Unfortunately, debt recovery is part of running a business. This is particularly so in the current market conditions where there are high numbers of company failures and liquidations and a lot of accounts not being paid as they due.
It is a sensible time for business owners to be taking proactive steps to protect yourself and your business as much as possible and this article provides some points to consider how protected, or exposed your business is and undertake a debt recovery health check.
Too often businesses take stock of their debtor position when it might already be too late, for example when a debtor company has receivers or liquidators appointed. Our insolvency and dispute resolution teams are not just an ambulance at the bottom of the cliff, we are here to assist you early on to ensure that you have the best measures in place to protect yourself in the case of accounts not being paid.
Some key areas for you to consider are:
Terms of trade
Your terms of trade are a contract between you and your customers/debtors. In order to best protect yourself should you not get paid, you should ensure that your terms of trade are clear and robust and, at a minimum should include the following:
- What happens if someone does not pay you on time, or at all;
- That you retain ownership of any goods that you supply on credit until they are paid for in full;
- Your ability to register against the debtor on the Personal Property Securities Register (further details below);
- Your ability to charge interest and debt collection costs so that you are not left out of pocket pursuing payments due to you; and
- A personal guarantee from director/s of the debtor company.
Personal Guarantees
Many companies are reluctant to ask new company customers to give a personal guarantee while they are trying to build a new relationship or grow an existing contract. However, if things do go wrong, having this additional option for recovery and enforcement (including obtaining judgment against a director personally and proceeding with bankruptcy) will strengthen your position and increase the chances of recovery.
PPSR registration
The Personal Property Securities Register (PPSR) is an electronic register where financing statements are registered by creditors to notify other parties of their interest in goods they have supplied to a customer on credit. Anyone in New Zealand supplying goods on credit should consider registering their interest in these goods on the PPSR. If a company you are trading with goes into liquidation or receivership, it is ultimately the PPSR which establishes priority and whether you will get any of your goods supplied/money owed back. Prompt and accurate registration are critical to protecting your position (particularly ensuring the registration is against the correct legal entity, all details are spelt correctly and any serial numbered goods details are correctly recorded).

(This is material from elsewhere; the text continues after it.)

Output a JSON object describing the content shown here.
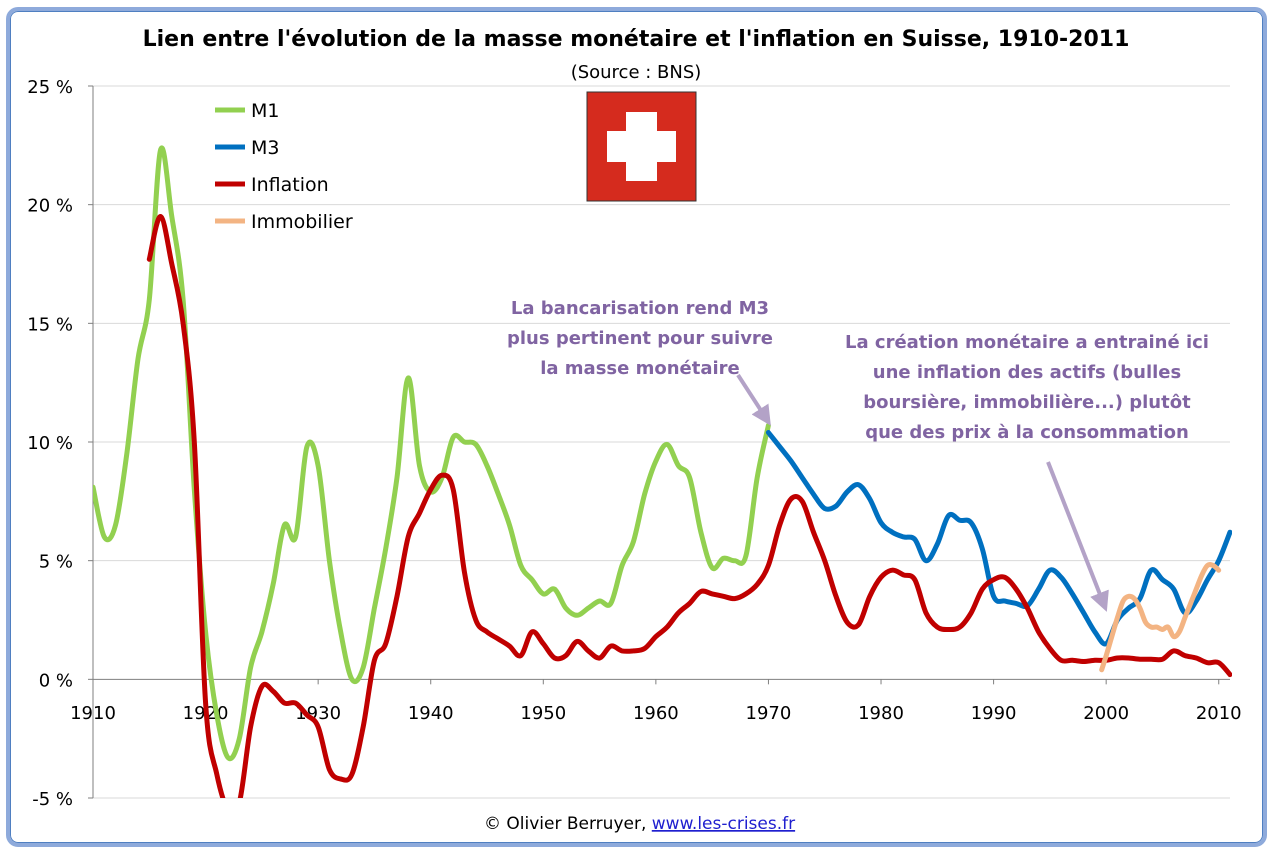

Pursuing payment of overdue accounts
Prompt action is always best when pursuing overdue accounts. Do not let them sit on your books.
When negotiating with a debtor and potentially agreeing to settlement or payment plan terms, be careful not to prejudice your position in agreeing to a settlement/part payment which may later effect your ability to pursue the debt should the debtor default on their agreement with you.
Take advice early on
There is a range of options available to pursue outstanding accounts. These include:
1. A letter of demand
These letters are a demand for payment which shows that you are serious about collecting the debt due to you. These are often a cost effective first step in debt recovery.
2. Statutory demand
A statutory demand is a legal demand notice served under the Companies Act 1993. These can only be served on a company where a debt is greater than $1,000, and where no genuine dispute has been raised by the debtor regarding the debt.
Service of the statutory demand (usually on the companies registered office) gives the debtor company 15 working days to pay you the sum demanded, otherwise you can apply to the High Court to put them into liquidation.
3. Negotiations/settlement agreements
On a without prejudice basis you may be able to negotiate new payment terms or payment over time and could consider whether there is further security you could obtain for the debt as part of this process (if any is available).
4. Other dispute resolution options
If a dispute has been raised in respect of an invoice, general debt recovery proceedings can be filed in the District Court, or if the debt is less than $30,000 your claim may be eligible for the Disputes Tribunal. Whilst lawyers cannot appear in the Disputes Tribunal, we regularly assist clients in preparing their applications and for the hearing.
Alternative options such as mediation or arbitration can be considered and written into your business' terms and conditions.
The content of this article is intended to provide a general guide to the subject matter. Specialist advice should be sought about your specific circumstances.